Time was, if you wanted to hear music, you either went to where it was being played or you got the sheet music and played it at home (the production of sheet music being something the music industry fought tooth and nail). Then came the player piano and if you had the means you could have one of those in your home and not need to know how to play the piano (something else fought by the music industry). Eventually you get to the record player and you don’t need skill or the room for a player piano (something fought by…you get the picture). The player gets smaller and smaller to the point where you can put it in your pocket and the physical media itself disappears (all of which are, you know) and now, you don’t really need anything more than ears and some kind of playing device (not even storage since the music itself is in the cloud).

Then Beck went and did something retro.

This isn’t so much pre-industrial as smack-dab-in-the-middle-of-industrial, but it’s definitely a throwback. But it’s one that acknowledges the collaborative (or individual) production (of art) processes that are becoming more possible and common. The retro part really is the let’s give everyone sheet music aspect. That really was what you’d have to do to “own” a copy of a new song back in the day. The player was you. The 21st century twist is that (a) the distribution of the sheet music happens instantaneously and (potentially) simultaneously and always on-demand and (b) those performances can now be aggregated and shared.

Which is the point. These new technologies aren’t about abandoning industrial features like mass production and uniformity; they’re about enhancing them with micro-production and uniqueness.

Get Out of the Home Already

The ways in which Cottage Industry 2.0 workers gather is also pre-industrial. Rather than unions, a natural outgrowth of industrial models of working for the same person under the same roof and therefore being treated with the same contempt and having a common enemy, you now have something that looks more like an old school guild system (but less snooty). User groups, which focus around commonality of individual practice, not shared opression, resemble the “You’re a cobbler? So am I! Let’s talk cobbling! Let’s find ways to make it easier for us all to cobble!” model of gathering.
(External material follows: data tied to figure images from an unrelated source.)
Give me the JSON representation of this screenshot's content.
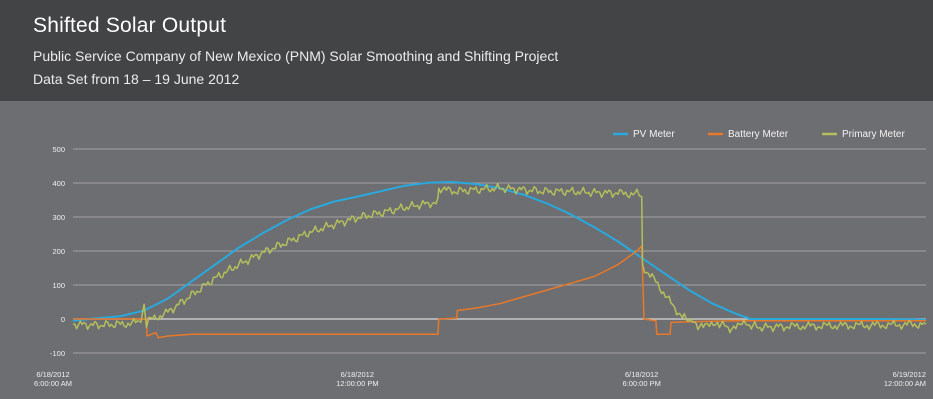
{
  "header": {
    "title": "Shifted Solar Output",
    "subtitle": "Public Service Company of New Mexico (PNM) Solar Smoothing and Shifting Project",
    "dataset": "Data Set from 18 – 19 June 2012"
  },
  "colors": {
    "header_bg": "#434446",
    "plot_bg": "#6d6e71",
    "grid": "#b5b6b8",
    "zero_line": "#d8d9da"
  },
  "chart_data": {
    "type": "line",
    "title": "Shifted Solar Output",
    "xlabel": "",
    "ylabel": "",
    "ylim": [
      -100,
      500
    ],
    "yticks": [
      -100,
      0,
      100,
      200,
      300,
      400,
      500
    ],
    "xlim_hours": [
      0,
      18
    ],
    "xticks": [
      {
        "hours": 0,
        "line1": "6/18/2012",
        "line2": "6:00:00 AM"
      },
      {
        "hours": 6,
        "line1": "6/18/2012",
        "line2": "12:00:00 PM"
      },
      {
        "hours": 12,
        "line1": "6/18/2012",
        "line2": "6:00:00 PM"
      },
      {
        "hours": 18,
        "line1": "6/19/2012",
        "line2": "12:00:00 AM"
      }
    ],
    "grid": true,
    "legend": "top-right",
    "x_unit": "hours since 6/18/2012 6:00:00 AM",
    "series": [
      {
        "name": "PV Meter",
        "color": "#29a9de",
        "points": [
          [
            0,
            -5
          ],
          [
            0.5,
            2
          ],
          [
            1,
            8
          ],
          [
            1.5,
            25
          ],
          [
            2,
            60
          ],
          [
            2.5,
            110
          ],
          [
            3,
            160
          ],
          [
            3.5,
            210
          ],
          [
            4,
            252
          ],
          [
            4.5,
            290
          ],
          [
            5,
            322
          ],
          [
            5.5,
            345
          ],
          [
            6,
            360
          ],
          [
            6.5,
            376
          ],
          [
            7,
            392
          ],
          [
            7.5,
            401
          ],
          [
            8,
            403
          ],
          [
            8.5,
            397
          ],
          [
            9,
            385
          ],
          [
            9.5,
            366
          ],
          [
            10,
            340
          ],
          [
            10.5,
            308
          ],
          [
            11,
            270
          ],
          [
            11.5,
            228
          ],
          [
            12,
            180
          ],
          [
            12.5,
            132
          ],
          [
            13,
            85
          ],
          [
            13.5,
            45
          ],
          [
            14,
            15
          ],
          [
            14.3,
            0
          ],
          [
            15,
            0
          ],
          [
            16,
            0
          ],
          [
            17,
            0
          ],
          [
            18,
            -2
          ]
        ]
      },
      {
        "name": "Battery Meter",
        "color": "#e8782a",
        "points": [
          [
            0,
            0
          ],
          [
            1.55,
            0
          ],
          [
            1.56,
            -50
          ],
          [
            1.75,
            -40
          ],
          [
            1.8,
            -55
          ],
          [
            2,
            -50
          ],
          [
            2.5,
            -45
          ],
          [
            3,
            -45
          ],
          [
            4,
            -45
          ],
          [
            5,
            -45
          ],
          [
            6,
            -45
          ],
          [
            7,
            -45
          ],
          [
            7.7,
            -45
          ],
          [
            7.72,
            0
          ],
          [
            8.1,
            2
          ],
          [
            8.11,
            25
          ],
          [
            8.5,
            32
          ],
          [
            9,
            45
          ],
          [
            9.5,
            65
          ],
          [
            10,
            85
          ],
          [
            10.5,
            105
          ],
          [
            11,
            125
          ],
          [
            11.5,
            160
          ],
          [
            11.9,
            200
          ],
          [
            12,
            215
          ],
          [
            12.05,
            0
          ],
          [
            12.3,
            -5
          ],
          [
            12.32,
            -45
          ],
          [
            12.6,
            -45
          ],
          [
            12.62,
            -10
          ],
          [
            13,
            -8
          ],
          [
            14,
            -5
          ],
          [
            15,
            -5
          ],
          [
            16,
            -5
          ],
          [
            17,
            -5
          ],
          [
            18,
            -5
          ]
        ]
      },
      {
        "name": "Primary Meter",
        "color": "#b4be5c",
        "points": [
          [
            0,
            -15
          ],
          [
            0.5,
            -18
          ],
          [
            1,
            -15
          ],
          [
            1.4,
            -10
          ],
          [
            1.5,
            30
          ],
          [
            1.55,
            -25
          ],
          [
            1.6,
            -5
          ],
          [
            2,
            20
          ],
          [
            2.5,
            70
          ],
          [
            3,
            120
          ],
          [
            3.5,
            160
          ],
          [
            4,
            195
          ],
          [
            4.5,
            225
          ],
          [
            5,
            255
          ],
          [
            5.5,
            278
          ],
          [
            6,
            298
          ],
          [
            6.5,
            312
          ],
          [
            7,
            328
          ],
          [
            7.5,
            340
          ],
          [
            7.7,
            345
          ],
          [
            7.72,
            385
          ],
          [
            8,
            375
          ],
          [
            8.5,
            380
          ],
          [
            9,
            385
          ],
          [
            9.5,
            380
          ],
          [
            10,
            375
          ],
          [
            10.5,
            375
          ],
          [
            11,
            372
          ],
          [
            11.5,
            370
          ],
          [
            11.9,
            368
          ],
          [
            12,
            360
          ],
          [
            12.02,
            160
          ],
          [
            12.1,
            140
          ],
          [
            12.3,
            110
          ],
          [
            12.5,
            70
          ],
          [
            12.7,
            30
          ],
          [
            12.9,
            5
          ],
          [
            13,
            -5
          ],
          [
            13.3,
            -25
          ],
          [
            13.6,
            -10
          ],
          [
            13.9,
            -30
          ],
          [
            14.2,
            -15
          ],
          [
            14.5,
            -25
          ],
          [
            15,
            -22
          ],
          [
            16,
            -20
          ],
          [
            17,
            -18
          ],
          [
            18,
            -15
          ]
        ]
      }
    ]
  }
}
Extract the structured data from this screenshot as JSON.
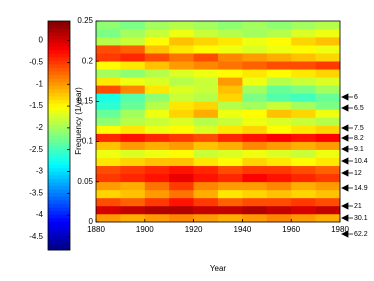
{
  "chart_data": {
    "type": "heatmap",
    "xlabel": "Year",
    "ylabel": "Frequency (1/year)",
    "x_bins": [
      1880,
      1890,
      1900,
      1910,
      1920,
      1930,
      1940,
      1950,
      1960,
      1970,
      1980
    ],
    "y_bins": [
      0,
      0.01,
      0.02,
      0.03,
      0.04,
      0.05,
      0.06,
      0.07,
      0.08,
      0.09,
      0.1,
      0.11,
      0.12,
      0.13,
      0.14,
      0.15,
      0.16,
      0.17,
      0.18,
      0.19,
      0.2,
      0.21,
      0.22,
      0.23,
      0.24,
      0.25
    ],
    "z": [
      [
        -1.0,
        -1.1,
        -1.0,
        -0.9,
        -1.0,
        -1.1,
        -1.0,
        -0.9,
        -1.0,
        -1.1
      ],
      [
        0.0,
        0.1,
        0.2,
        0.2,
        0.1,
        0.1,
        0.2,
        0.1,
        0.0,
        0.1
      ],
      [
        -0.6,
        -0.7,
        -0.5,
        -0.3,
        -0.5,
        -0.7,
        -0.6,
        -0.6,
        -0.5,
        -0.6
      ],
      [
        -1.3,
        -1.2,
        -1.0,
        -0.8,
        -1.1,
        -1.4,
        -1.3,
        -1.2,
        -1.3,
        -1.2
      ],
      [
        -1.0,
        -1.1,
        -0.8,
        -0.5,
        -0.9,
        -1.0,
        -1.0,
        -0.9,
        -1.1,
        -1.0
      ],
      [
        -0.5,
        -0.4,
        -0.3,
        -0.1,
        -0.3,
        -0.4,
        -0.2,
        -0.3,
        -0.4,
        -0.5
      ],
      [
        -0.6,
        -0.5,
        -0.4,
        -0.3,
        -0.4,
        -0.6,
        -0.5,
        -0.5,
        -0.6,
        -0.7
      ],
      [
        -1.4,
        -1.3,
        -1.2,
        -1.2,
        -1.4,
        -1.5,
        -1.3,
        -1.4,
        -1.5,
        -1.4
      ],
      [
        -1.6,
        -1.7,
        -1.6,
        -1.5,
        -1.8,
        -1.7,
        -1.6,
        -1.7,
        -1.8,
        -1.6
      ],
      [
        -1.2,
        -1.0,
        -1.1,
        -1.0,
        -1.2,
        -1.1,
        -0.9,
        -1.0,
        -1.1,
        -1.0
      ],
      [
        -0.4,
        -0.3,
        -0.4,
        -0.5,
        -0.6,
        -0.4,
        -0.3,
        -0.2,
        -0.3,
        -0.2
      ],
      [
        -1.5,
        -1.4,
        -1.6,
        -1.5,
        -1.7,
        -1.4,
        -1.3,
        -1.5,
        -1.4,
        -1.3
      ],
      [
        -2.1,
        -1.9,
        -1.8,
        -1.7,
        -1.9,
        -1.8,
        -1.6,
        -1.7,
        -1.8,
        -1.9
      ],
      [
        -2.3,
        -2.0,
        -1.6,
        -1.3,
        -1.1,
        -1.6,
        -1.5,
        -1.2,
        -1.3,
        -1.6
      ],
      [
        -2.6,
        -2.3,
        -1.9,
        -1.4,
        -1.3,
        -1.9,
        -2.0,
        -1.8,
        -2.0,
        -2.2
      ],
      [
        -2.7,
        -2.4,
        -2.1,
        -1.8,
        -1.9,
        -1.3,
        -2.2,
        -2.4,
        -2.5,
        -2.3
      ],
      [
        -0.6,
        -0.9,
        -1.4,
        -1.7,
        -1.8,
        -1.2,
        -2.0,
        -2.3,
        -2.2,
        -2.0
      ],
      [
        -1.4,
        -1.6,
        -1.7,
        -1.9,
        -1.8,
        -1.0,
        -1.6,
        -1.9,
        -1.8,
        -1.7
      ],
      [
        -2.0,
        -2.1,
        -1.9,
        -1.7,
        -1.6,
        -1.5,
        -1.4,
        -1.5,
        -1.4,
        -1.3
      ],
      [
        -1.5,
        -1.4,
        -1.2,
        -1.0,
        -0.9,
        -0.8,
        -0.7,
        -0.6,
        -0.6,
        -0.5
      ],
      [
        -0.5,
        -0.4,
        -0.6,
        -0.8,
        -0.6,
        -0.9,
        -1.0,
        -1.1,
        -1.2,
        -1.3
      ],
      [
        -0.6,
        -0.7,
        -1.2,
        -1.4,
        -1.5,
        -1.6,
        -1.7,
        -1.6,
        -1.5,
        -1.6
      ],
      [
        -1.9,
        -1.8,
        -1.5,
        -1.2,
        -1.3,
        -1.4,
        -1.6,
        -1.5,
        -1.3,
        -1.2
      ],
      [
        -2.2,
        -2.0,
        -1.8,
        -1.6,
        -1.8,
        -1.9,
        -2.0,
        -1.9,
        -1.7,
        -1.6
      ],
      [
        -2.1,
        -2.2,
        -2.0,
        -1.9,
        -2.0,
        -2.1,
        -2.0,
        -2.1,
        -2.0,
        -1.9
      ]
    ],
    "xlim": [
      1880,
      1980
    ],
    "xticks": [
      1880,
      1900,
      1920,
      1940,
      1960,
      1980
    ],
    "ylim": [
      0,
      0.25
    ],
    "yticks": [
      0,
      0.05,
      0.1,
      0.15,
      0.2,
      0.25
    ],
    "colormap": "jet",
    "clim": [
      -4.8,
      0.45
    ],
    "cticks": [
      0,
      -0.5,
      -1,
      -1.5,
      -2,
      -2.5,
      -3,
      -3.5,
      -4,
      -4.5
    ],
    "period_labels": [
      "6",
      "6.5",
      "7.5",
      "8.2",
      "9.1",
      "10.4",
      "12",
      "14.9",
      "21",
      "30.1",
      "62.2"
    ]
  }
}
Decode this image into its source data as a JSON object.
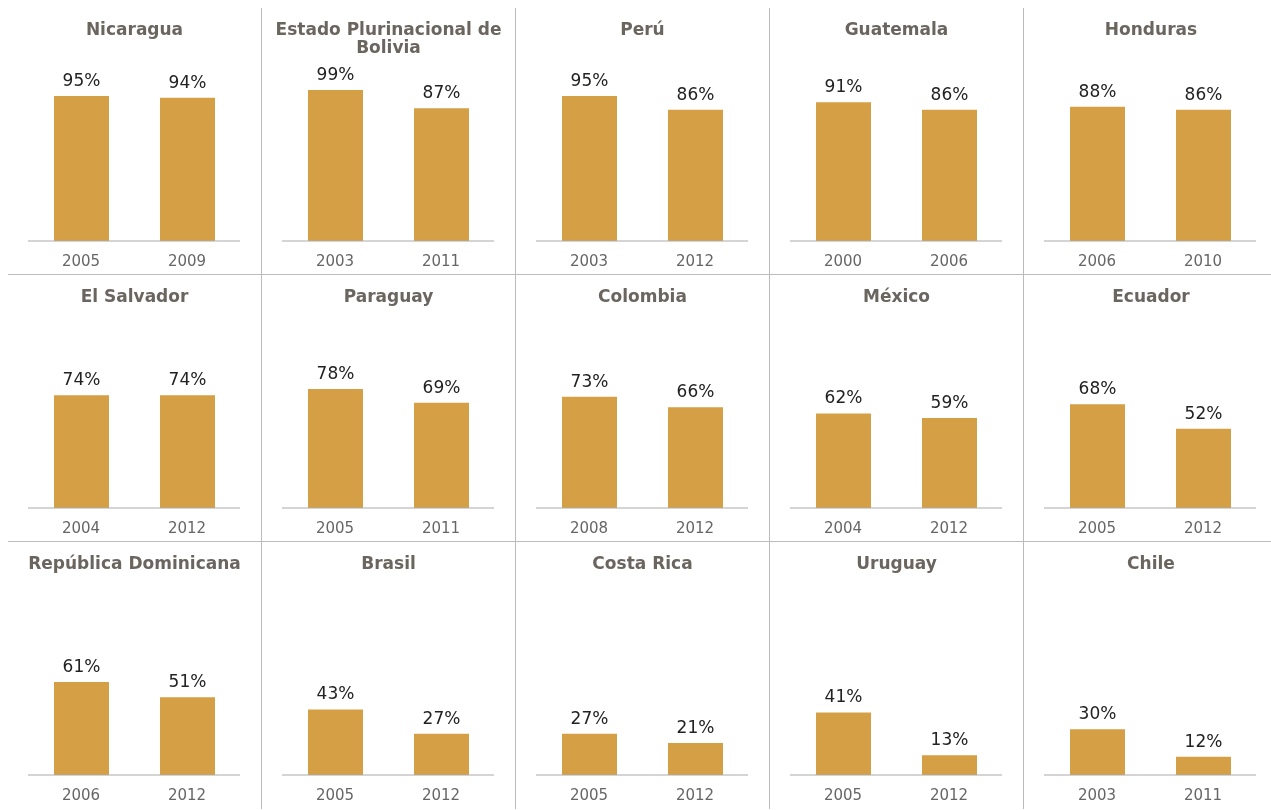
{
  "chart_data": [
    {
      "type": "bar",
      "title": "Nicaragua",
      "categories": [
        "2005",
        "2009"
      ],
      "values": [
        95,
        94
      ],
      "value_labels": [
        "95%",
        "94%"
      ],
      "color": "#d59f45"
    },
    {
      "type": "bar",
      "title": "Estado Plurinacional de Bolivia",
      "categories": [
        "2003",
        "2011"
      ],
      "values": [
        99,
        87
      ],
      "value_labels": [
        "99%",
        "87%"
      ],
      "color": "#d59f45"
    },
    {
      "type": "bar",
      "title": "Perú",
      "categories": [
        "2003",
        "2012"
      ],
      "values": [
        95,
        86
      ],
      "value_labels": [
        "95%",
        "86%"
      ],
      "color": "#d59f45"
    },
    {
      "type": "bar",
      "title": "Guatemala",
      "categories": [
        "2000",
        "2006"
      ],
      "values": [
        91,
        86
      ],
      "value_labels": [
        "91%",
        "86%"
      ],
      "color": "#d59f45"
    },
    {
      "type": "bar",
      "title": "Honduras",
      "categories": [
        "2006",
        "2010"
      ],
      "values": [
        88,
        86
      ],
      "value_labels": [
        "88%",
        "86%"
      ],
      "color": "#d59f45"
    },
    {
      "type": "bar",
      "title": "El Salvador",
      "categories": [
        "2004",
        "2012"
      ],
      "values": [
        74,
        74
      ],
      "value_labels": [
        "74%",
        "74%"
      ],
      "color": "#d59f45"
    },
    {
      "type": "bar",
      "title": "Paraguay",
      "categories": [
        "2005",
        "2011"
      ],
      "values": [
        78,
        69
      ],
      "value_labels": [
        "78%",
        "69%"
      ],
      "color": "#d59f45"
    },
    {
      "type": "bar",
      "title": "Colombia",
      "categories": [
        "2008",
        "2012"
      ],
      "values": [
        73,
        66
      ],
      "value_labels": [
        "73%",
        "66%"
      ],
      "color": "#d59f45"
    },
    {
      "type": "bar",
      "title": "México",
      "categories": [
        "2004",
        "2012"
      ],
      "values": [
        62,
        59
      ],
      "value_labels": [
        "62%",
        "59%"
      ],
      "color": "#d59f45"
    },
    {
      "type": "bar",
      "title": "Ecuador",
      "categories": [
        "2005",
        "2012"
      ],
      "values": [
        68,
        52
      ],
      "value_labels": [
        "68%",
        "52%"
      ],
      "color": "#d59f45"
    },
    {
      "type": "bar",
      "title": "República Dominicana",
      "categories": [
        "2006",
        "2012"
      ],
      "values": [
        61,
        51
      ],
      "value_labels": [
        "61%",
        "51%"
      ],
      "color": "#d59f45"
    },
    {
      "type": "bar",
      "title": "Brasil",
      "categories": [
        "2005",
        "2012"
      ],
      "values": [
        43,
        27
      ],
      "value_labels": [
        "43%",
        "27%"
      ],
      "color": "#d59f45"
    },
    {
      "type": "bar",
      "title": "Costa Rica",
      "categories": [
        "2005",
        "2012"
      ],
      "values": [
        27,
        21
      ],
      "value_labels": [
        "27%",
        "21%"
      ],
      "color": "#d59f45"
    },
    {
      "type": "bar",
      "title": "Uruguay",
      "categories": [
        "2005",
        "2012"
      ],
      "values": [
        41,
        13
      ],
      "value_labels": [
        "41%",
        "13%"
      ],
      "color": "#d59f45"
    },
    {
      "type": "bar",
      "title": "Chile",
      "categories": [
        "2003",
        "2011"
      ],
      "values": [
        30,
        12
      ],
      "value_labels": [
        "30%",
        "12%"
      ],
      "color": "#d59f45"
    }
  ]
}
Old school guilds tended to get more exclusionary and downright mean about their craft, whereas this new batch tends to be more open and collaborative. But the idea of using a tool-centered focus as a gathering principle has new life thanks to (a) the growing pool of cottage industrialists and (b) technology that allows mass numbers of them in an area self-identify as such.

So, anyone who knows actually knows anything about history care to weigh in?